By Lieutenant Worf's design and with the cooperation of Chancellor Gowron, the Clone of Kahless becomes emperor of the Klingon Empire in the Star Trek: The Next Generation episode "Rightful Heir." The emperor is a figurehead, with power residing with the Klingon High Council. Worf believes this to be the first step in a renaissance for the Klingon people. This idealism is seen to be unfounded when the Clone's opposition to the Klingon invasion of Cardassian space is unheeded by the High Council and their armies.

The Kahless clone is played by actor Kevin Conway in the episode "Rightful Heir."

The clone was made from cells that existed from the original Kahless, but he is not made aware of the cloning process and instead tricked into thinking he is the original Kahless. In addition to being cloned, the monks used stories to imprint on his mind, thus altering his natural mind.

According to Star Trek writer Ronald D. Moore, the inspiration for the idea of bringing Kahless back was the popularity in the early 1990s of cloning with DNA, such as popularized in Jurassic Park. Then there was the idea of doing this with a person, in this case Kahless of the Klingons empire was chosen, and the concept developed from there. Previous episodes and book had established a kind of Klingon religion in the Star Trek lore, and the writing for Kahless was influenced by that.

==Novels and opera==
The non-canon novel Kahless, written by Michael Jan Friedman, gives a different version of Kahless' history. In the novel, Kahless left for Sto-vo-kor with a scroll detailing how he really brought about the creation of the new Klingon Empire. The scroll says that Kahless was a loyal soldier of Molor who killed the son of the tyrant because he was acting in a dishonorable manner. Kahless fled with his company of soldiers and was then thought of as a sort of hero to the people.

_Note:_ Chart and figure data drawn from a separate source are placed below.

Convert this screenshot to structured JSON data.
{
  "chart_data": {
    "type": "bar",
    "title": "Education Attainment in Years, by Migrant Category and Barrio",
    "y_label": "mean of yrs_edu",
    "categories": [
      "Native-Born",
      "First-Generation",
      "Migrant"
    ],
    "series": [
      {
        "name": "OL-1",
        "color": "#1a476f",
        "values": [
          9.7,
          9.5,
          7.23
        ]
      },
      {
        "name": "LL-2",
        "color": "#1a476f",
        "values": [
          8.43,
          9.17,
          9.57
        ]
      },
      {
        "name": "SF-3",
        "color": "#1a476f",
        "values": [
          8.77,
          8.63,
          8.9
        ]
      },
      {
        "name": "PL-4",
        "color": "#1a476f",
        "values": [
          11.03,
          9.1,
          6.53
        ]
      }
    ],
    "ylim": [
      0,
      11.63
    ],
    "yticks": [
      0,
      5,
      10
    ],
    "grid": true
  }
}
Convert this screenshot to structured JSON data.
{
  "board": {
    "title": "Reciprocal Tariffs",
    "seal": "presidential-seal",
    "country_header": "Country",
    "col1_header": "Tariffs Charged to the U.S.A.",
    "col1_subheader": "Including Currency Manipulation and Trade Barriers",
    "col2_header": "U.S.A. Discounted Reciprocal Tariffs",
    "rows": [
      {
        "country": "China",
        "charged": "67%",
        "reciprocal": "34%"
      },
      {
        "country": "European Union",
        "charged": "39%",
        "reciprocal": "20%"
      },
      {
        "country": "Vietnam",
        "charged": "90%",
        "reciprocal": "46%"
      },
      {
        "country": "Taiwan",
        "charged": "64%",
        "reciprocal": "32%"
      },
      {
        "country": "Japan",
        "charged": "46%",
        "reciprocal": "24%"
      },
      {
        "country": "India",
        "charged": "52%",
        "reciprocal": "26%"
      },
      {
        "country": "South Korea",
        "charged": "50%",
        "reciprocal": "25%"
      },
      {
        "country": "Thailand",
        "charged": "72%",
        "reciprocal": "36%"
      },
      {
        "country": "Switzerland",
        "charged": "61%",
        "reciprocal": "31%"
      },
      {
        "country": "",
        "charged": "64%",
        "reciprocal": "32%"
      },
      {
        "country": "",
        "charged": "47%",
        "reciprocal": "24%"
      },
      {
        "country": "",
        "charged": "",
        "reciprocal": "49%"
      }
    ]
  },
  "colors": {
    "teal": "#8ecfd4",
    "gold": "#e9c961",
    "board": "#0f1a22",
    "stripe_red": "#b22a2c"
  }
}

However, he did not think of himself a hero. It was Morath, who was not blood-related but was still considered a brother under Klingon custom, who forced Kahless to stick with his rebellion and slay the tyrant. While Molor was indeed a strong and capable warrior, when Kahless and Morath finally met him in battle, he was severely weakened by the plague happening at the time. Kahless gave Molor his d'k tahg to commit suicide. Instead, Molor threw it at Kahless, but Morath jumped in front of the blade, after which Kahless decapitated the tyrant. Thus, the blade contains the blood of Morath who sacrificed his life for his friend, not the blood of Kahless. Moreover, the book makes clear that the supposed clone of Kahless is a clone of Morath. The novel also describes the creation of the first bat'leth. Kahless had a vision of his dead mate in Sto-vo-kor telling him to do exactly what the myth says (make the sword from his hair and lava). Instead, he draws the image of the sword and gives it to a swordsmith. Despite the scroll being proven authentic, most Klingons still see their Emperor as a semi-divine figure.

Kahless is referred-to in the 1984 tie-in novel The Final Reflection by John M. Ford. Captain Krenn tells the story to Dr Tagore, of how the Klingons have one who is not forgotten. When his ship was dying, Kahless had his hand bound to the captain's chair, so none could say he left the bridge. The ship's crew could then abandon the ship, because Kahless had taken on the ship's fate. Krenn tells Tagore that's the source of the Klingon phrase Kahlesste kaase, Kahless' hand, a swear or curse that many of the Klingons in the book utter when impressed or awed.

Kahless is the subject of an opera in the Klingon language: ’u’, which debuted at The Hague in September 2010. The opera was presented in the Klingon language.